How much of that will I get to exploit?

So… Movies? TV? Videogames? Comic books? Well, sure. Maybe. But all of those are intensely collaborative efforts, and I’m not the most collaborative guy in the world. (Ask poor Peter Facinelli and Rob DeFranco what it was like to work with me on After the Red Rain. Or ask any of my editors, who no doubt have gnashed their teeth down to the gums after going ten rounds with me over the disposition of a semi-colon.) Plus, there are people already doing those jobs. I can’t just say, “I used to make a living writing novels. Now shove over and give me some of that sweet, sweet TV cash!”

“Self-publish,” people say, as if it solves anything. Well, I tried that. And I’m happy that Unsoul’d is out there in the world, but its sales aren’t anywhere near my sales on my books published by the dreaded “big New York publishers.” If I had to rely on self-publishing income, I’d be eating cat food. The dirty little secret that successful self-publishers won’t tell you is this: Success at self-publishing is just as much a crap-shoot as success in “real” publishing.

This isn’t an indictment of self-publishing. It’s just the facts as they pertain to me. My fan-base is not large enough to support me without the help of a big publisher. And in the New World to Come, I’m not sure that big publishers will continue to help authors of my…stature? Rank? Type? Level? I’m not sure of the right word, but you get my point. As publishers continue to strive for relevance and stability, they will inevitably hew to the Taylor Swifts of the publishing world. Small publishers will continue to thrive through dedicated fans and lower expenses…meaning smaller advances that authors can’t live off of.

Being an author not in the top tier of earners will mean that “writing” is something you do on the side, as an adjunct to your “real job.”

I’m not saying anyone owes me (or those like me) anything at all, up to and including book sales, a reliable income, or eyes on my books. I’m simply saying that I look at the current landscape, I look at the historical trends, and I look at the most obvious future permutations of the industry, and what I see worries me.

My grandmother was right, as she often was: Sometimes, it’s nice not to let people know how much it hurts. Then again, sometimes you take to your keyboard and spill your guts anyway. Because you feel compelled to say something and you figure no one reads your blog anyway and hey, we live in a confessional culture now, like it or lump it, so maybe it’s time to join the crowd.

That’s my confession, Father. Whatta you got?
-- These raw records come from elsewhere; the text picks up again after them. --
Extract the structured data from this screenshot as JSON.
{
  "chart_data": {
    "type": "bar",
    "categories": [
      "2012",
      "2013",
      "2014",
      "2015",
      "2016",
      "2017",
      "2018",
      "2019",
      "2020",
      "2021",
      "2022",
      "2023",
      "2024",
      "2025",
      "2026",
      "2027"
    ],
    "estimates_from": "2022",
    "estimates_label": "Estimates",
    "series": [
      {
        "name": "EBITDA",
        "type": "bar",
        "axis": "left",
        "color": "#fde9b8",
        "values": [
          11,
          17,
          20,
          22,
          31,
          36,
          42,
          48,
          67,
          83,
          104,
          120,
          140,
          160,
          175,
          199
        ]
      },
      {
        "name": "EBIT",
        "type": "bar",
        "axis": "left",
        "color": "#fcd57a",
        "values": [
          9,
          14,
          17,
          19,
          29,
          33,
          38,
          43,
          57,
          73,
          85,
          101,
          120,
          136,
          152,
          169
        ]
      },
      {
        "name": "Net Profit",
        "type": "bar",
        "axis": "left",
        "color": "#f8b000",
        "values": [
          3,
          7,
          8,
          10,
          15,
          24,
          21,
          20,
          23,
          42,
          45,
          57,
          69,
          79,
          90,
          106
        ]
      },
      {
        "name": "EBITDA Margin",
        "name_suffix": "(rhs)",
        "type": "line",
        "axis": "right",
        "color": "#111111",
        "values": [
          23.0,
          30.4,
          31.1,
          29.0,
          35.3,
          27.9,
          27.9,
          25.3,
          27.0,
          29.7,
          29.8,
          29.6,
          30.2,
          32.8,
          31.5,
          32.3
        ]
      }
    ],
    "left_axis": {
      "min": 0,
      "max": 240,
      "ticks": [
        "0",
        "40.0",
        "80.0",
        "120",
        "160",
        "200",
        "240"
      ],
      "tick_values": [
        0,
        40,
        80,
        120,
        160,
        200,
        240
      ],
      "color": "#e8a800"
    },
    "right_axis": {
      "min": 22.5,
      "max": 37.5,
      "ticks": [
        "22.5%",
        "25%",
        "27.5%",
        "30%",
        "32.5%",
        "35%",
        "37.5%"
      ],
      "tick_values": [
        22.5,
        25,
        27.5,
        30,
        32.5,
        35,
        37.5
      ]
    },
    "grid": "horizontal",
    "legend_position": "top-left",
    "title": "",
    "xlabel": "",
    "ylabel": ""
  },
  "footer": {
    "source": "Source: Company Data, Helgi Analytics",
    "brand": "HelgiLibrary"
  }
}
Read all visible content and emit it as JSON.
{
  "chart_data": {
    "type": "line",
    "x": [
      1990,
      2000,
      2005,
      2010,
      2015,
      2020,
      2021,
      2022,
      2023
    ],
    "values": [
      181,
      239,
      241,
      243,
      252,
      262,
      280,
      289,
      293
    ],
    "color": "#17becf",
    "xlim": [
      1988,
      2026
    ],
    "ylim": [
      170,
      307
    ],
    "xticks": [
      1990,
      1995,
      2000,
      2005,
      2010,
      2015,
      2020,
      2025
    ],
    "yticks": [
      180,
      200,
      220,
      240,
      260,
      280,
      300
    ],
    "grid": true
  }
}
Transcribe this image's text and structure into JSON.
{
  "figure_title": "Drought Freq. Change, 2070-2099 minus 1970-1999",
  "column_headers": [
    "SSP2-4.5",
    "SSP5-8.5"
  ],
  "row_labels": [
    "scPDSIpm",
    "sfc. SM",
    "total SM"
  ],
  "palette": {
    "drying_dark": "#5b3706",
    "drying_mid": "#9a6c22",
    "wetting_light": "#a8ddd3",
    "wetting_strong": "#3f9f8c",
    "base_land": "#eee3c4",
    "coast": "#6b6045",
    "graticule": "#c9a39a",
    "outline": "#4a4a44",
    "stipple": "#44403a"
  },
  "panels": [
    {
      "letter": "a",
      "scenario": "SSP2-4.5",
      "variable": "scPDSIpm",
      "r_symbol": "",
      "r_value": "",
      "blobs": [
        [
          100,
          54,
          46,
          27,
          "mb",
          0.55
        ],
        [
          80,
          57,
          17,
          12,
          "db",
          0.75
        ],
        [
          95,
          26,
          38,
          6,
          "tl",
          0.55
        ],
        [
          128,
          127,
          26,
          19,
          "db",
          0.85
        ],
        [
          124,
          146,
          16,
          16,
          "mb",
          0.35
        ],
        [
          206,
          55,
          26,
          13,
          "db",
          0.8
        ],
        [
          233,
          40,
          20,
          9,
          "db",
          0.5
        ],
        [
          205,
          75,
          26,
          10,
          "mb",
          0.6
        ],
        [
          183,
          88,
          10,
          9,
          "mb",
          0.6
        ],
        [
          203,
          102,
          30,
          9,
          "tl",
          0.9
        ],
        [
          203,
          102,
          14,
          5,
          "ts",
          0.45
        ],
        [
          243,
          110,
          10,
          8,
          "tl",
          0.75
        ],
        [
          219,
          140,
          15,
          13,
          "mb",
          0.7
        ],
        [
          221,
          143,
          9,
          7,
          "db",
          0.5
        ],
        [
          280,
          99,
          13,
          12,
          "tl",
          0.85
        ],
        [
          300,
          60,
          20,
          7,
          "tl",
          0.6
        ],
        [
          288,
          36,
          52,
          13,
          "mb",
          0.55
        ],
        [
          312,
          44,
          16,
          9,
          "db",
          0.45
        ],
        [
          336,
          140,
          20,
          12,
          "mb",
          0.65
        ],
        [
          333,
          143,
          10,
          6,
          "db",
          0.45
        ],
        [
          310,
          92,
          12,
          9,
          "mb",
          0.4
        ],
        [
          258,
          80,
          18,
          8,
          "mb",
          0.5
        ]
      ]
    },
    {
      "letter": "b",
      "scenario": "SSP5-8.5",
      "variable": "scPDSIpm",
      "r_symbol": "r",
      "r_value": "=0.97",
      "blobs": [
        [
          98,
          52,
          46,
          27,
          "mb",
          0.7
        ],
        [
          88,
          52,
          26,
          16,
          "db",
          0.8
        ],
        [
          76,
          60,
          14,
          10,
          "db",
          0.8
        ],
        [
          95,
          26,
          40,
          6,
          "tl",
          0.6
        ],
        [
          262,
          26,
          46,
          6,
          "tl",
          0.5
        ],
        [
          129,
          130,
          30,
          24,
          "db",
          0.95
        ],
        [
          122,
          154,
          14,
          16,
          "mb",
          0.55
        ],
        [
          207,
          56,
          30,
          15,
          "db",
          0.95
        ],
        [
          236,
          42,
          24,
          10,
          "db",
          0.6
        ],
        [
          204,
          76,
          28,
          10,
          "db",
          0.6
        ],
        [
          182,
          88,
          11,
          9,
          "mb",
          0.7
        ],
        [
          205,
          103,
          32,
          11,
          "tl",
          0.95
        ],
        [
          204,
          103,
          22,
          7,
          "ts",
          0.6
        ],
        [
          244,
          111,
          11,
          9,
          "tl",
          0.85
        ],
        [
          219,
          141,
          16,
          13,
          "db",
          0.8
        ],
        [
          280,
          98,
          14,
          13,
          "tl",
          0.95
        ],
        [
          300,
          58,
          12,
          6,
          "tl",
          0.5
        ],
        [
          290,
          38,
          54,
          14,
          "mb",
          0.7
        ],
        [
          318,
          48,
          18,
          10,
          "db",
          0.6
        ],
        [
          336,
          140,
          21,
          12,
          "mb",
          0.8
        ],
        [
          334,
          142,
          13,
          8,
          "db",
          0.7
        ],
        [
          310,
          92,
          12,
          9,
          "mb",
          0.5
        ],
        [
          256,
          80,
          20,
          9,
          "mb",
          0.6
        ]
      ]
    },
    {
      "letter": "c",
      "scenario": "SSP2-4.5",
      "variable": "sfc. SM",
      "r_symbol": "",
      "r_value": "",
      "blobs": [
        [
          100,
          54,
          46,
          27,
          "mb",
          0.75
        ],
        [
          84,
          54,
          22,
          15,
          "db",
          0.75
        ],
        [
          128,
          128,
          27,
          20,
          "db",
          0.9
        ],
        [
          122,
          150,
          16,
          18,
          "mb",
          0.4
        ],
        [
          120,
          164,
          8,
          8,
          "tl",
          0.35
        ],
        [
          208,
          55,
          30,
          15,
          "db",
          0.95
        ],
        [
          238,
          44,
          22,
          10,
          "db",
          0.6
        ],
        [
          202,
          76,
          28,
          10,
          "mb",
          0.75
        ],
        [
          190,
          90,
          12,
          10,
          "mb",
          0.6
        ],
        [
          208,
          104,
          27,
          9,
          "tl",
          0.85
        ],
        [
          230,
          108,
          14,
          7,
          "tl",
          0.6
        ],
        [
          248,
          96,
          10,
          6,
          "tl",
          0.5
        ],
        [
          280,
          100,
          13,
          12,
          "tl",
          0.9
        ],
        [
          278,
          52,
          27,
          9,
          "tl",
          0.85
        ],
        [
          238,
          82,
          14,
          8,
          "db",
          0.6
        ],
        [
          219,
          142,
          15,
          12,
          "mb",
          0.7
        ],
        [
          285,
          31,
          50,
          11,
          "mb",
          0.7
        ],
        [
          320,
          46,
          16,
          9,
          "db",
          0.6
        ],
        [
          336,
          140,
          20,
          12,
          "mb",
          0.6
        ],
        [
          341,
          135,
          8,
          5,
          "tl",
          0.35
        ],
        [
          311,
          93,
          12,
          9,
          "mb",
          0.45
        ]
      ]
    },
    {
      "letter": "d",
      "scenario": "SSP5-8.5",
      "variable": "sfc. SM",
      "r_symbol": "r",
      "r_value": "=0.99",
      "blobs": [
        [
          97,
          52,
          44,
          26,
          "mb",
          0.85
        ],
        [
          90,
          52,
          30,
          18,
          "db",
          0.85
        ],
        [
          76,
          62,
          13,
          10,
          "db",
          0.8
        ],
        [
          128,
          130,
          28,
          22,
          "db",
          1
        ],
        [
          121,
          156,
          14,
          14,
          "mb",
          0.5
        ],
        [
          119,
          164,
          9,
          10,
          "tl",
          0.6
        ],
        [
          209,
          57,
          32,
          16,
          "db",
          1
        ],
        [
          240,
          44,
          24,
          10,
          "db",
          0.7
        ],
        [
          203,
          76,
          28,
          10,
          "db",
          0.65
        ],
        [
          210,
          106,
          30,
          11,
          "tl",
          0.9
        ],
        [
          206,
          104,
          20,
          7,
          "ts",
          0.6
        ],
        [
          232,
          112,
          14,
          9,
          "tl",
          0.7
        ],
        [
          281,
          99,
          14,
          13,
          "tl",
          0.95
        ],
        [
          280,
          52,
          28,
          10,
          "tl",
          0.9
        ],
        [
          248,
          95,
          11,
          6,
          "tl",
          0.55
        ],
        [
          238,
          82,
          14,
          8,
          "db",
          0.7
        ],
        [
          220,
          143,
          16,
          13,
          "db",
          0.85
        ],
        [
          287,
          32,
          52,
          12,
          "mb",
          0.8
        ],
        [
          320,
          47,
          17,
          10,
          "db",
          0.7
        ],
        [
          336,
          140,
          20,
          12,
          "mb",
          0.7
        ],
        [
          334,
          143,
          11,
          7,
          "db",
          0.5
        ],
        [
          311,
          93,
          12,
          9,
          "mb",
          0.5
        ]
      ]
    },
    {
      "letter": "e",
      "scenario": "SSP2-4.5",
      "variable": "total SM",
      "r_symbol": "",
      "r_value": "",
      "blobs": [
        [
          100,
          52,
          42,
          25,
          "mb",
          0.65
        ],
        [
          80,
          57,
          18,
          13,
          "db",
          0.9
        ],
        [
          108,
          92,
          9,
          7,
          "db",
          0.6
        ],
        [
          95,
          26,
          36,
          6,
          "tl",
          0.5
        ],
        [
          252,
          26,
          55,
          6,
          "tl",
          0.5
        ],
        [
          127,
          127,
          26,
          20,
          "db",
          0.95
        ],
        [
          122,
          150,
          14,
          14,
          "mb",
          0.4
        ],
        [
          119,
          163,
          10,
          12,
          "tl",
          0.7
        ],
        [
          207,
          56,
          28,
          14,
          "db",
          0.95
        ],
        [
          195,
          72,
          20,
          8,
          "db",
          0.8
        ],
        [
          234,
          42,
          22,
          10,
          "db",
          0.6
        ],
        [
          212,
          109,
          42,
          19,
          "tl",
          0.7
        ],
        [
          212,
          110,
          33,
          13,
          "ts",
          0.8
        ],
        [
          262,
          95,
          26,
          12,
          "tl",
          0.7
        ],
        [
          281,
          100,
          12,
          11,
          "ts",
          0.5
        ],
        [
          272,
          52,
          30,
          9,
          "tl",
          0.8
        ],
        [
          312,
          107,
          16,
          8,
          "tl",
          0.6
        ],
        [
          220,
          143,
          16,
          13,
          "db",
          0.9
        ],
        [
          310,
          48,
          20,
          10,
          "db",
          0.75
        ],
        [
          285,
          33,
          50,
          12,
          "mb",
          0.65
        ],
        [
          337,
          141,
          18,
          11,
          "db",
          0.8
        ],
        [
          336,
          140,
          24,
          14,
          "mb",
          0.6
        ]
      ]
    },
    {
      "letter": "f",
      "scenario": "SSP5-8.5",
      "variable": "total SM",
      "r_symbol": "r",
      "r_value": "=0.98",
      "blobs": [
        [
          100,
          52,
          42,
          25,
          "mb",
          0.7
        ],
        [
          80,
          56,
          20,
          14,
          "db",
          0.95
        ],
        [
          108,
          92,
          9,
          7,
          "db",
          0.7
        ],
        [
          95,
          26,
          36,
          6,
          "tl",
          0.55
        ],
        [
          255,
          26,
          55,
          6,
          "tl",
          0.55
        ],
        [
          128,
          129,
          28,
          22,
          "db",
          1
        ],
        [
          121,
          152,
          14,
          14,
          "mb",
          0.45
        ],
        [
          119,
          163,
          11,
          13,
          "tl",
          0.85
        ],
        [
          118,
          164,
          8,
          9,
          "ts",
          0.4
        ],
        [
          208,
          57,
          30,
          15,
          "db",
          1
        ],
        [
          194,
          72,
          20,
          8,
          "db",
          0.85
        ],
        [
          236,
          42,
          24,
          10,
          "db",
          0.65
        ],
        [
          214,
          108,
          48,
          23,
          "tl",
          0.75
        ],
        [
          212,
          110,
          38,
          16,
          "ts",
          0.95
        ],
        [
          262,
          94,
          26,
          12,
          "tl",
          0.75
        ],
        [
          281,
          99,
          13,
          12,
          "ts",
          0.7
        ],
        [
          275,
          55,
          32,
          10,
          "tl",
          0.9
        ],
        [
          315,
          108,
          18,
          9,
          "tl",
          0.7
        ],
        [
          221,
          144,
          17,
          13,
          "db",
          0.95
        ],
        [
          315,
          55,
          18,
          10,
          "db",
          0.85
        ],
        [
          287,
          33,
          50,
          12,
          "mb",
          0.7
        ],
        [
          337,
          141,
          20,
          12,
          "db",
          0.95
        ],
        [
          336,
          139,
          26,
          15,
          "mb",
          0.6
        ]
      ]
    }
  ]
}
  1. I am not, for the record, talking about people who are declaiming various social injustices. That’s not the same thing, so please hold off on the “Barry Lyga thinks victims should stay silent!” outrage.
  2. Hi, Mom!
  3. Bold in original.
  4. And make no mistake: The opportunities are legion!
  5. I know, poor rich people, right? But hey — money brings its own set of problems. Let’s not pretend otherwise.
  6. I could be overly optimistic. It might not even be five years. I’m a writer, not a prophet.